I had the privilege of visiting Jared Spool at his North Andover, Massachusetts office and interview him about getting buy-in for UX research. The challenge of getting buy-in for research takes form in two ways: one, when stakeholders refuse to sponsor research to begin with, and two, if they do sponsor it, they refuse to act on research results since they contradict their intuitions, opinions, or expectations.
The main points Jared raised during this interview were:
- If stakeholders are involved in research, you get their attention.
- Tell your stakeholders that if they don’t show up and observe sessions, they can’t have a say on the outcome.
- Use different techniques to force stakeholders to participate.

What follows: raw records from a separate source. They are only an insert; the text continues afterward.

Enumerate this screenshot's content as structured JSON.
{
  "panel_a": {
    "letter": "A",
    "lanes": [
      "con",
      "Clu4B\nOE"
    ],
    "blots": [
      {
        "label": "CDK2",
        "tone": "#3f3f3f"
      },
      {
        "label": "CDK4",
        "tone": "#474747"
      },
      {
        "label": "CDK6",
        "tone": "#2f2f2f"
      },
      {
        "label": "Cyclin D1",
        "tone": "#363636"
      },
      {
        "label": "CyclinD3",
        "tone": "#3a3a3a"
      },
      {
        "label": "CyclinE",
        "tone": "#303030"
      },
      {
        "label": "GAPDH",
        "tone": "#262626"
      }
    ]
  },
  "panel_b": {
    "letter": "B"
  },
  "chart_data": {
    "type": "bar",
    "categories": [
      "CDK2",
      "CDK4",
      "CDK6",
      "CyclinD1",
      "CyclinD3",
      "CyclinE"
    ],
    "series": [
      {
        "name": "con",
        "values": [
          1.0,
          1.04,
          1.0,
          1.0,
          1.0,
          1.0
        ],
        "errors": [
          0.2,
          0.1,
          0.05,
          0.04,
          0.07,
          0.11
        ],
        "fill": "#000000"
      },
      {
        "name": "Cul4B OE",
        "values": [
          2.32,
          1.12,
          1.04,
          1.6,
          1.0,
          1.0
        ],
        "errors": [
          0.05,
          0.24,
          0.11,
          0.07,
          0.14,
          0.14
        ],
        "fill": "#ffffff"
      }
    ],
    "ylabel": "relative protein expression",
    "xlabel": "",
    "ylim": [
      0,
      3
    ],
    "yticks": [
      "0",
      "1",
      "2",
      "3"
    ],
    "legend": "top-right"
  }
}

- One of our field’s mistakes is that we acted as a service bureau. We did everything ourselves.
- Stakeholders should be involved in selecting participants, getting information from the recruitment process, the rehearsal, actual visits/testing, discussions about what you’re seeing, and for the analysis process.
- Ask stakeholders to be exposed to real people using real designs for at least 2 hours once every 6 weeks.

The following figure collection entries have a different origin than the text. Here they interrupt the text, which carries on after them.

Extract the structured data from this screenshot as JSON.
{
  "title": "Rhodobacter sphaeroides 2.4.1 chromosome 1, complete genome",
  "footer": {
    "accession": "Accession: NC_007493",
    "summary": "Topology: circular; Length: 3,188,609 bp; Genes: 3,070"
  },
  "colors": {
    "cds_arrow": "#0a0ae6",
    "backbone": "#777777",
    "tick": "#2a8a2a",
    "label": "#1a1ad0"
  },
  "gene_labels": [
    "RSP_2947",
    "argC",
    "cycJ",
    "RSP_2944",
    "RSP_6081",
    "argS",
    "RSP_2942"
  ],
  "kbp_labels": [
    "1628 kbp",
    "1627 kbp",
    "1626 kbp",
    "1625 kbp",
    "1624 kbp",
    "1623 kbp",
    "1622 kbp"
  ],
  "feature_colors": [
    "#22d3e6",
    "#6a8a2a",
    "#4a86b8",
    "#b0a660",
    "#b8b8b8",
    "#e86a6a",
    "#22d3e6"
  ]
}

- To identify research opportunities, follow the money. Whenever you have a user experience problem, it results in frustration on somebody’s part. This frustrations show themselves on the bottom line. There’s probably already someone assigned to fixing that. Offer your help to those people.
- If stakeholders come to you asking for studies, you are already behind the game.
- Because someone else has had an entire conversation about the problem and you weren’t there. That’s a problem.
- If you are not informing the decision making process, you are suffering.
- The KJ technique helps get team consensus about results of user research or ideas for designs, etc.
- There are dozens of techniques that can help engage stakeholders with research.
- Teams don’t need your deliverables. They develop their own. Ask your stakeholders what do they need from you.
- Deliverables do not make the project.
- Stakeholders should moderate usability studies. Poor moderating is a training problem that can easily be solved.
- There’s no point in working with unengaged stakeholders. Go find better ones.